Downward pressure cements me to my seat as the helicopter lifts off. I don't need my eyes open to know my sister is right where I left her. Next to my belongings, waiting for pickup by another helicopter and the rest of the vamperial guard following.

I should said I love you, or may Rien's clovers always fall upon you. I should have said, become the nameless one that will restore the willow and when you do, and our gardens are once again in full bloom, remember me. I didn't say any of those things. Instead, I said...

I was dead to you the day we sprouted.

A coolness sweeps across my wind-chapped cheeks. Tristan's hellfire blue irises stare down at me. The escaped tear he's caught a perfect, round raindrop that's fallen from my soul.

"Tears of sorrow. Tears of happiness. They come from the same place." Tristan stays standing, holding onto the strap above me as he raises his curled finger into his direct line of sight. He studies the tear carefully as if he expects at any moment for it to transform magically into a seed that will crack open and a petalfly will be born.

It doesn't work like that. Not every tear contains a seedling. But what I do know for sure is if I let myself continue to cry. Eventually, they will come.

"What place is that?" I ask as the helicopter turns, heading toward our connecting destination in Scourge.

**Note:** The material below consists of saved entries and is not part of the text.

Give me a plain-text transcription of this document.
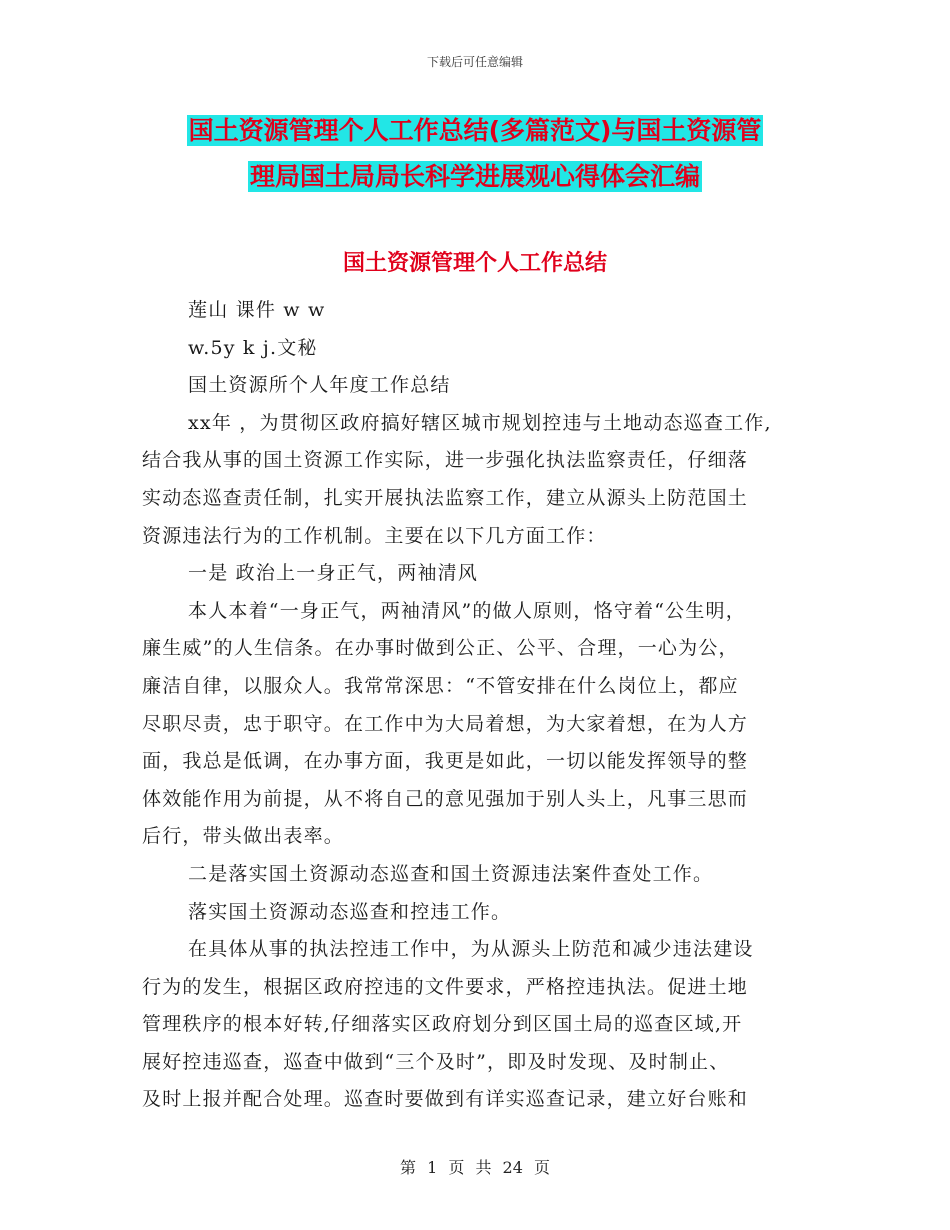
下载后可任意编辑
国土资源管理个人工作总结(多篇范文)与国土资源管
理局国土局局长科学进展观心得体会汇编
国土资源管理个人工作总结
莲山 课件 w w
w.5y k j.文秘
国土资源所个人年度工作总结
xx年 ，为贯彻区政府搞好辖区城市规划控违与土地动态巡查工作,
结合我从事的国土资源工作实际，进一步强化执法监察责任，仔细落
实动态巡查责任制，扎实开展执法监察工作，建立从源头上防范国土
资源违法行为的工作机制。主要在以下几方面工作：
一是 政治上一身正气，两袖清风
本人本着“一身正气，两袖清风”的做人原则，恪守着“公生明，
廉生威”的人生信条。在办事时做到公正、公平、合理，一心为公，
廉洁自律，以服众人。我常常深思：“不管安排在什么岗位上，都应
尽职尽责，忠于职守。在工作中为大局着想，为大家着想，在为人方
面，我总是低调，在办事方面，我更是如此，一切以能发挥领导的整
体效能作用为前提，从不将自己的意见强加于别人头上，凡事三思而
后行，带头做出表率。
二是落实国土资源动态巡查和国土资源违法案件查处工作。
落实国土资源动态巡查和控违工作。
在具体从事的执法控违工作中，为从源头上防范和减少违法建设
行为的发生，根据区政府控违的文件要求，严格控违执法。促进土地
管理秩序的根本好转,仔细落实区政府划分到区国土局的巡查区域,开
展好控违巡查，巡查中做到“三个及时”，即及时发现、及时制止、
及时上报并配合处理。巡查时要做到有详实巡查记录，建立好台账和
第 1 页 共 24 页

From there, Valderanna is about a sixteen-hour flight. I pick at a tangled clump of my crimson-saturated ringlets, a piece of brain falls onto my lap. Hopefully, there will be time in between flights to wash up.

"Love," Tristan answers. His one-word reply sounds as if it comes straight from the beating vessel in his chest.

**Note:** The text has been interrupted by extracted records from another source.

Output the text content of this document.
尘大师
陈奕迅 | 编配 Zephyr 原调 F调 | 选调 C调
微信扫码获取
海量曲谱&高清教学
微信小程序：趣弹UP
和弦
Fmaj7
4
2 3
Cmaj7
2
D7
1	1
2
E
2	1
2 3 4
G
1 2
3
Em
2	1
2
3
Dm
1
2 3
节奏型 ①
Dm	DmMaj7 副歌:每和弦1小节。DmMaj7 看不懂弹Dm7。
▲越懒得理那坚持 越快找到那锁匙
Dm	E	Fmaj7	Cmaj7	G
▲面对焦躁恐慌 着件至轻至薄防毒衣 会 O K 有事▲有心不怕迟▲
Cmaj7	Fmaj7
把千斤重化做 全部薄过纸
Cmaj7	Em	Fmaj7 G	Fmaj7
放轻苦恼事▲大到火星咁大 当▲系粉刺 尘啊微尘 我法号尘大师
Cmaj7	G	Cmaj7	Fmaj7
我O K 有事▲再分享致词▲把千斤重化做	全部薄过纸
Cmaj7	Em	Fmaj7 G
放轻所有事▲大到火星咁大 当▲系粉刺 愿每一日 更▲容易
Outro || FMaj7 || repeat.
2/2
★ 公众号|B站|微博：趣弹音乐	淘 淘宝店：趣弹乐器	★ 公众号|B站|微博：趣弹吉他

Every beast needs a weakness. Mine sacrificed herself to save this world, Tristan's earlier spoken words rush me like the winds blowing in through the open helicopter doors.

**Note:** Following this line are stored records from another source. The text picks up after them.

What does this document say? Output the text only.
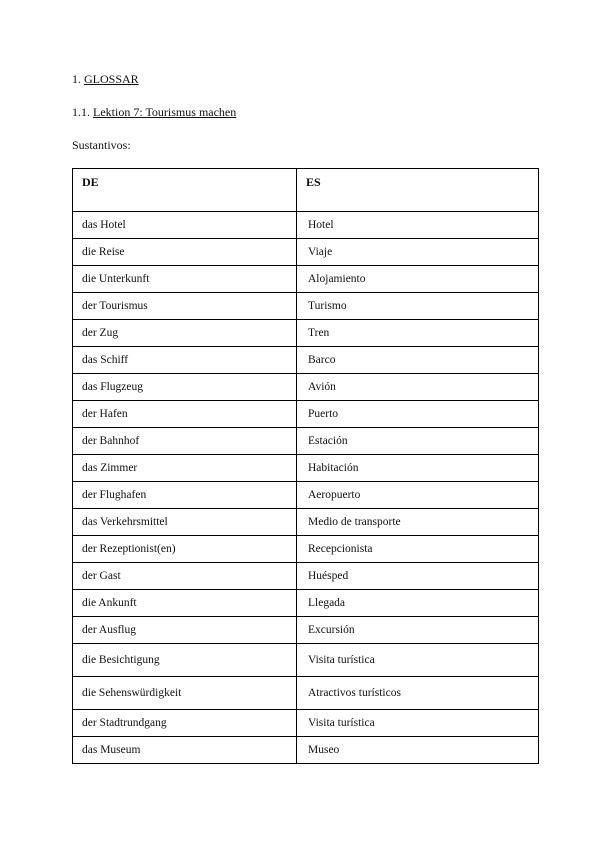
1. GLOSSAR
1.1. Lektion 7: Tourismus machen
Sustantivos:
DE	ES
das Hotel	Hotel
die Reise	Viaje
die Unterkunft	Alojamiento
der Tourismus	Turismo
der Zug	Tren
das Schiff	Barco
das Flugzeug	Avión
der Hafen	Puerto
der Bahnhof	Estación
das Zimmer	Habitación
der Flughafen	Aeropuerto
das Verkehrsmittel	Medio de transporte
der Rezeptionist(en)	Recepcionista
der Gast	Huésped
die Ankunft	Llegada
der Ausflug	Excursión
die Besichtigung	Visita turística
die Sehenswürdigkeit	Atractivos turísticos
der Stadtrundgang	Visita turística
das Museum	Museo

I think I understand now. The phoenix of the eerie didn't rebirth the world to find Tristan again. She did it to save the old world from his destruction. Because, rather than letting her die, he was willing to sacrifice the entire world for her. Something the Beast of the Damned in front of me would do again in this new world if the siren hadn't guided me to her nest. That's what love is to a dark being. The power of destruction at whatever cost. What makes little sense still is the siren. Are there more phoenixes like her that give fallen worlds second chances? Do they all expire once they decide to make that sacrifice?